Smelly landfill told to cough up £32,500
07 November 2007
A Ware landfill run by Biffa Waste Services has been slapped with a £32,500 bill after an Environment Agency investigation into smells and odours reported by families on a nearby housing estate.
Biffa Waste Services were found guilty of four counts of breaching their Pollution Prevention and Control (PPC) licence and fined £20,000. The company was also ordered to pay £12,500 costs by Hertford Magistrates on Tuesday 6 November.
Westmill Landfill opened in the early 1980's accepting household, commercial and industrial waste, regulated by the Environment Agency. The first section of the quarry was filled by the summer of 2004 and tipping moved to the next site under a new PPC licence.
However, calls to the Environment Agency began just six days after tipping began in the next section of the quarry in July 2004, with residents on the Vicarage Estate describing the smell as 'like standing behind a dustcart'.
An Environment Agency officer attended the site and substantiated the claims. Initially the Environment Agency worked with Biffa, putting together a plan to improve the site and reduce the impact on the residents. However, with complaints still high, the Environment Agency issued the site with an Enforcement Notice in November 2004. This required them to prevent odours polluting the environment or a serious detriment to the amenity of the locality
Complaints continued as the site received around 90 lorries every day - tipping up to 1,000 tonnes of waste.

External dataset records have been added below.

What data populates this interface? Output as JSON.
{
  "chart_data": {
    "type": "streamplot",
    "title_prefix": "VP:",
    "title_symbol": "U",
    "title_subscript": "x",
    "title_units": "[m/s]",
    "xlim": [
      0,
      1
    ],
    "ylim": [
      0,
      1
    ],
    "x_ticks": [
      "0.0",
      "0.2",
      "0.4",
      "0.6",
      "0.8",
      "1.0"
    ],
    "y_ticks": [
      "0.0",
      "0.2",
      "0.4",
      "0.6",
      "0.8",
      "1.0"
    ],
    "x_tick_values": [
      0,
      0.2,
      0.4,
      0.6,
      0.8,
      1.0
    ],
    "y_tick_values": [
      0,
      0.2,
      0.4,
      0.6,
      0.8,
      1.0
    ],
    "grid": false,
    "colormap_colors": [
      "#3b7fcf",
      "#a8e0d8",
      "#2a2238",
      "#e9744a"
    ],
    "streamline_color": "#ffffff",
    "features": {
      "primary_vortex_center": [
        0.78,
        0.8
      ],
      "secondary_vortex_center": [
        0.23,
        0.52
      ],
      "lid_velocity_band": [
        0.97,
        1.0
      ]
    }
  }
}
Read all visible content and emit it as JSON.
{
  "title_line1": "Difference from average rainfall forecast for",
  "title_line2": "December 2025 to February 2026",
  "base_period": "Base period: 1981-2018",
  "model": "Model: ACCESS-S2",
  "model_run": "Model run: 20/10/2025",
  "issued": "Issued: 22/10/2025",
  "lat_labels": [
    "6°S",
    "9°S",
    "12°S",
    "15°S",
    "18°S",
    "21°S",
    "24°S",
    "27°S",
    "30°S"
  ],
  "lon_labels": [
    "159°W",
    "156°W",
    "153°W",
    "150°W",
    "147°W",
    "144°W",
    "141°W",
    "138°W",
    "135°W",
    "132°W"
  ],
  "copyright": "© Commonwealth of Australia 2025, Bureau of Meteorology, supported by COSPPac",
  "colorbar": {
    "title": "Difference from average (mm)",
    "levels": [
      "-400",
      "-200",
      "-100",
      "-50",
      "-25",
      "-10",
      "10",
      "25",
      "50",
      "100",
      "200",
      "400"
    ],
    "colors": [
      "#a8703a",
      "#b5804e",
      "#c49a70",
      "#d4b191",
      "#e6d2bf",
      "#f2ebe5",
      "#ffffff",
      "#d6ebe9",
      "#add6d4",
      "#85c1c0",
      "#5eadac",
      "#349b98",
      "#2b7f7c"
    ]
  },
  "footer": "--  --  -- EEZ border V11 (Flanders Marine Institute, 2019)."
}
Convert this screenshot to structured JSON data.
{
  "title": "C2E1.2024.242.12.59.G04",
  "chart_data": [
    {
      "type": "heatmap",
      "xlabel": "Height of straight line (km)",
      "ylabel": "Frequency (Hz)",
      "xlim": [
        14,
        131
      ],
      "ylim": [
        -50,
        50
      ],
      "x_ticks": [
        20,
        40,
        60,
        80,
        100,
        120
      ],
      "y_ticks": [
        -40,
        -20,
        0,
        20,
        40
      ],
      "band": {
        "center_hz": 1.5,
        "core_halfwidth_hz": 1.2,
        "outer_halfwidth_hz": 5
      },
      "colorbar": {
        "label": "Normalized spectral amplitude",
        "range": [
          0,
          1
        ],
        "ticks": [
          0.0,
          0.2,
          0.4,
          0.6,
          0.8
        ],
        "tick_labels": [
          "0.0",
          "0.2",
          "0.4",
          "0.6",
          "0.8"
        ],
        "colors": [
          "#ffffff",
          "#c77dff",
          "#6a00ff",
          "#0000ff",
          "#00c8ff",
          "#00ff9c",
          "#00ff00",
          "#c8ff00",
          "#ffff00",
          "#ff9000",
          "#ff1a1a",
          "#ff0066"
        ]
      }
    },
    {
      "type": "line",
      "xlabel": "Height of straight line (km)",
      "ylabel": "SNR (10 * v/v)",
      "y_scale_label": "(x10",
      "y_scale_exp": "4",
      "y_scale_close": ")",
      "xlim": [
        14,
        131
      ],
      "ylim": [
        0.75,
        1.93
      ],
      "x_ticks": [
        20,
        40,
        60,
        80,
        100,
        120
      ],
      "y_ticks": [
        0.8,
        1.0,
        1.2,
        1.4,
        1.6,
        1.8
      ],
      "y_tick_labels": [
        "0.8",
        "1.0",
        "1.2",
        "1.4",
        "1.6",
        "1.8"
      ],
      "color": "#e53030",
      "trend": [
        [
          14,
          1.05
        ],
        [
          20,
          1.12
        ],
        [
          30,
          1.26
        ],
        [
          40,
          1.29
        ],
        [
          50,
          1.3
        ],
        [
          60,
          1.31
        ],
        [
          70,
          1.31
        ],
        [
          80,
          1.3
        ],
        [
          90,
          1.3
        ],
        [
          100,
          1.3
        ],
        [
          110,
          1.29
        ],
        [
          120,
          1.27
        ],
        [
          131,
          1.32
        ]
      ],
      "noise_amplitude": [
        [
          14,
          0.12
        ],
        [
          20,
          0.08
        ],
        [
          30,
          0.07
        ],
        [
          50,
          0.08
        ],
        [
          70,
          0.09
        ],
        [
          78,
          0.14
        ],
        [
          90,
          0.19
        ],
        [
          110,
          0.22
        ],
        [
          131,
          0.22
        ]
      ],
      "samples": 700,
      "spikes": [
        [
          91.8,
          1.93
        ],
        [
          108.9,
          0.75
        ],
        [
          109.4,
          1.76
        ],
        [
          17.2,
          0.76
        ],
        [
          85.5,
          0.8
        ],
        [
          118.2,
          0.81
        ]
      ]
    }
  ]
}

With no improvement after the Enforcement Notice had expired, the decision was taken that a prosecution was the only course of action left.
The case has taken many hearings through the courts with the company pleading not guilty. The first case, in April 2006, was dismissed by the judge. However, the Environment Agency appealed to the Queens Bench Division of the High Court on 12 December 2006 who found in the Environment Agency's favour, with a retrial ordered at Hertford Magistrates.
Environment Agency Officer Clare Richards said: "This is a great result for the environment and local community, and has been achieved by more than three years persistent hard work by the Environment Agency.
"The site has caused misery for many people living on the Vicarage Estate and I have often had residents phone up in tears, frustrated both at the ongoing effect on their lives and at the continual delays in bringing our case to court. However, it has been worth the effort and I believe this will act as an incentive to other operators to take better care of their local environment and community."